The main disadvantage of this type of system is that with some loose types of growing medium (Growrocks, Perlite, etc.), there is a vulnerability to power outages as well as pump and timer failures. The roots can dry out quickly when the watering cycles are interrupted. This problem can be relieved somewhat by using growing media that retains more water (Rockwool, coconut fiber or a good soilless mix).

This is the system we often recommend for first-time hydroponics gardeners. It is simple, reliable, and easy to set up.

The N.F.T. System:

NFT System

N.F.T. systems have a constant flow of nutrient solution so no timer is required for the submersible pump. The nutrient solution is pumped into the growing tray (usually a tube) and flows over the roots of the plants, and then drains back into the reservoir.

Normally the plant is supported in a small plastic basket full of grow rocks, with the roots dangling into the nutrient solution. N.F.T. systems are very susceptible to power outages and pump failures. The roots dry out very rapidly when the flow of nutrient solution is interrupted.

There is usually no growing medium used other than air, which saves the expense of replacing the growing medium after every crop. Normally the plant is supported in a small plastic basket with the roots dangling into the nutrient solution.

The Passive System: This is almost identical to growing a plant in a container of soil. The difference is that instead of soil, you would use a soilless mix. Soilless mixes can be a variety of substances including rockwool, peat moss, coconut coir, perlite, vermiculite, tree bark, etc.

The Wick System:

wick system

This is by far the simplest type of hydroponics system. This is a passive system, which means there are no moving parts. The nutrient solution is drawn into the growing medium from the reservoir with a wick. This system can use a variety of growing mediums. Perlite, Vermiculite, Pro-Mix and Coconut Fiber are among the most popular.

The biggest draw back of this system is that plants that are large or use large amounts of water may use up the nutrient solution faster than the wick(s) can supply it.

The Aquaponics System:

The Aquaponics System

Yes, an aquaponic system actually features real, living fish! Far from being a novelty hydroponic system though, this arrangement actually creates an intricate ecosystem that benefits both the plants and the aquatic life swimming below!

In an aquaponic system, the fish are essentially living in the nutrient reservoir. Their excrement releases ammonia into the water, as does any uneaten food. Ammonia is toxic to fish, and if they remain in water filled with ammonia they will die; therefore, it must be removed to keep them healthy.

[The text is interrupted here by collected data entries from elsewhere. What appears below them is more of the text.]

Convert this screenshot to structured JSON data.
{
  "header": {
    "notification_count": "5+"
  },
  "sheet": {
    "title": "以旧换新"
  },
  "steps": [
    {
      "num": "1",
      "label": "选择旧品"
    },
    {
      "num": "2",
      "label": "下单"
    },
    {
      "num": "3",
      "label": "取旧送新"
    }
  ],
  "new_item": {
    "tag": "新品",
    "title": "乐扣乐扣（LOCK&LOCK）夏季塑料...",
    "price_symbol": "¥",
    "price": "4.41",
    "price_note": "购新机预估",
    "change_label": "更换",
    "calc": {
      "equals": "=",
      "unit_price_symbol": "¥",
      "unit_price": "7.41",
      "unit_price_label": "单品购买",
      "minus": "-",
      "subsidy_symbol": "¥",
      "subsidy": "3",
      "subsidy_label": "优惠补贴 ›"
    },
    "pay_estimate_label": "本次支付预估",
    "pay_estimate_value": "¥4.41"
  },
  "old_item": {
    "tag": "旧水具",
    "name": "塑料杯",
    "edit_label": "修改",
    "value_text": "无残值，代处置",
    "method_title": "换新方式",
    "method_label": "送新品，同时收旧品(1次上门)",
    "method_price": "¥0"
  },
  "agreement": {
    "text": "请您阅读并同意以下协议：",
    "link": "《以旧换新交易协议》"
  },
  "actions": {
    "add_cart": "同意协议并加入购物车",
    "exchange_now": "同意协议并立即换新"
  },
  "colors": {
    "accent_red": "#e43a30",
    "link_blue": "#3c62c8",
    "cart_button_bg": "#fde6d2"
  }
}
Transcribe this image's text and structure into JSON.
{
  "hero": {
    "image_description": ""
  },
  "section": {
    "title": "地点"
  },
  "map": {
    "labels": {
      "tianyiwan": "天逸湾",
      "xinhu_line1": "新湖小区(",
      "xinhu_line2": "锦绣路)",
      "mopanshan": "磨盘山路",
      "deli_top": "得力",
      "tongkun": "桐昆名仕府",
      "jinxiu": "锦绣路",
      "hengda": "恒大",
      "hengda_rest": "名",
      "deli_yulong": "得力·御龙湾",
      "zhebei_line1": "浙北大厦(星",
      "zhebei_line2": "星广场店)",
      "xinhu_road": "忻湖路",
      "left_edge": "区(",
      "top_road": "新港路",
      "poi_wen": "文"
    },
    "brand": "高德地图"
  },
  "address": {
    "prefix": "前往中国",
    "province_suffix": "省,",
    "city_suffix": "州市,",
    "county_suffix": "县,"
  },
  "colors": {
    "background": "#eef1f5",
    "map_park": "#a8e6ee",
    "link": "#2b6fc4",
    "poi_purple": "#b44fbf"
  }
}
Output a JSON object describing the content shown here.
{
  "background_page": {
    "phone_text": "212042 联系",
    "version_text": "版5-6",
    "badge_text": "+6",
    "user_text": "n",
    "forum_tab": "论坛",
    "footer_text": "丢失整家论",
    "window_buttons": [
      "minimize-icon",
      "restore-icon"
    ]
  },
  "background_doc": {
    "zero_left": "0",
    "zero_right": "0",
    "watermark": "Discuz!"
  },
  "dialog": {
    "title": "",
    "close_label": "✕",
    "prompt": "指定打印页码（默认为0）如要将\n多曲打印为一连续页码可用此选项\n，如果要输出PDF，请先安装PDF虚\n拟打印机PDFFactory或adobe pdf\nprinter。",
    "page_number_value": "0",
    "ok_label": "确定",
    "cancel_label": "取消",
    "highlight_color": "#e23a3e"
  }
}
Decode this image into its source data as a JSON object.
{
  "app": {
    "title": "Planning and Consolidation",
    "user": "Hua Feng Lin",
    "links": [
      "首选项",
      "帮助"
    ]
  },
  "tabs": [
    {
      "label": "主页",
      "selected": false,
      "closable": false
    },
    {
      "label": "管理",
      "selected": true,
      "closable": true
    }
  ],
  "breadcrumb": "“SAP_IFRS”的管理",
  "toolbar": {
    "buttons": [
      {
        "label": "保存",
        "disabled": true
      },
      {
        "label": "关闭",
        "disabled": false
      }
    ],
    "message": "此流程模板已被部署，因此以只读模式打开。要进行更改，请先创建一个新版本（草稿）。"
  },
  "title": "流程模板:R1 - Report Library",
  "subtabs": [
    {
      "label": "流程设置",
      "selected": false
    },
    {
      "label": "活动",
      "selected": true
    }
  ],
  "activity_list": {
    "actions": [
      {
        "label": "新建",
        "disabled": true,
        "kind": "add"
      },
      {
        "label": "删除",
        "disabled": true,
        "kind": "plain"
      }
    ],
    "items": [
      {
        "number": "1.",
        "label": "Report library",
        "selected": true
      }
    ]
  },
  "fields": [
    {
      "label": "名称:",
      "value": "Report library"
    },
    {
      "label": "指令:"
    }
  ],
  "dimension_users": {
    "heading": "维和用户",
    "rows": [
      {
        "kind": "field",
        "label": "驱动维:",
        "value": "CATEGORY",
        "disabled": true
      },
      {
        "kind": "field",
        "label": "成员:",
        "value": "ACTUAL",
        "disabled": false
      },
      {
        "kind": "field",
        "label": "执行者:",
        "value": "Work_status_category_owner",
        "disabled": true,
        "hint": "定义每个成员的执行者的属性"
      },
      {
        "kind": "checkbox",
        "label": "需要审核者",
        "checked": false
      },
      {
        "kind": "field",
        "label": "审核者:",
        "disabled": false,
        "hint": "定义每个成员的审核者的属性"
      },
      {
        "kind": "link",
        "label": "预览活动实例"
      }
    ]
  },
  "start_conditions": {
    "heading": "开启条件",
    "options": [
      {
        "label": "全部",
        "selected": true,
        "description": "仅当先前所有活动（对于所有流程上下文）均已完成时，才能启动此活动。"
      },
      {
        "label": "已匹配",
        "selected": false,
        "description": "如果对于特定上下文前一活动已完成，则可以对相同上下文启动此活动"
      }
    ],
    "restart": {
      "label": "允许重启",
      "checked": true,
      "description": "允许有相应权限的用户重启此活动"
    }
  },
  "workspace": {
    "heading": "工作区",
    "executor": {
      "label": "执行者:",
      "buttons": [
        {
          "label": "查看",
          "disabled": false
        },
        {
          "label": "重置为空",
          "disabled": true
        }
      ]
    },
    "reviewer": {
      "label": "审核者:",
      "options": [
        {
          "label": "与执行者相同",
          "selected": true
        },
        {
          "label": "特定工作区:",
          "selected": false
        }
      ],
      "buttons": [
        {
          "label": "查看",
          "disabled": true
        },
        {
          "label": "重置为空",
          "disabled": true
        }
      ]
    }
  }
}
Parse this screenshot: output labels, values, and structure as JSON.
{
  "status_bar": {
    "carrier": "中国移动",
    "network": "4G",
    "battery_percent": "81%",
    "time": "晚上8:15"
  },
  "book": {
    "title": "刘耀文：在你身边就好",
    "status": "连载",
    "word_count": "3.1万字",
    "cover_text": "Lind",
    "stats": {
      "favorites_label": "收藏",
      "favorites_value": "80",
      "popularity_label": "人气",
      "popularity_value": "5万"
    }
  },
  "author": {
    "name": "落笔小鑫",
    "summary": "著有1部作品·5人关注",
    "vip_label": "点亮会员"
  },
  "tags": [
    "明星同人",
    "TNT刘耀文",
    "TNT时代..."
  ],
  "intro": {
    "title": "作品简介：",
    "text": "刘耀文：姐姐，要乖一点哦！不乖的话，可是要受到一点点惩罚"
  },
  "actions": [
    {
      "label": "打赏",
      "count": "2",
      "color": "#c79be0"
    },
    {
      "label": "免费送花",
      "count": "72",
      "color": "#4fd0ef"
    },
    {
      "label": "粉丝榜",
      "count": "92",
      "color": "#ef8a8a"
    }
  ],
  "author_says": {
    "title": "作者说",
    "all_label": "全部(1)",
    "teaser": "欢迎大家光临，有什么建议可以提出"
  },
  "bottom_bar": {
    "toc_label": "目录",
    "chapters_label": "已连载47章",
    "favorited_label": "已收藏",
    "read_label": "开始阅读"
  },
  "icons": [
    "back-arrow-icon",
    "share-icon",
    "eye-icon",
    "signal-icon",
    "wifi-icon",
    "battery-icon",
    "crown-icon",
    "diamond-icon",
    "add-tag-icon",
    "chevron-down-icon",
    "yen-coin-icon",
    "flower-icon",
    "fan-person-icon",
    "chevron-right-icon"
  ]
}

The good news for the plants in the aquaponics system is that the fish are effectively creating a natural fertilizer for them. When bacteria mixes with the ammonia in the water it will turn into nitrate, one of the nutrients that is essential for optimal plant growth. This is then pumped into the growtray where it is fed to the plants.

As the plants absorb the nutrients they remove the toxins from the water. The runoff, now free from ammonia, is then drained straight bank into the nutrient reservoir, where the fish live.

Clever right? The fish benefit the plants by providing them with a naturally produced fertilizer. The plants benefit the fish by removing toxins from the water, leaving it fresh and clean when it is returned to the tank. As I said at the start, a complex ecosystem, but one that is extremely effective.

It is also a lot more fun to look at, and a devious way to get your children interested in hydroponics!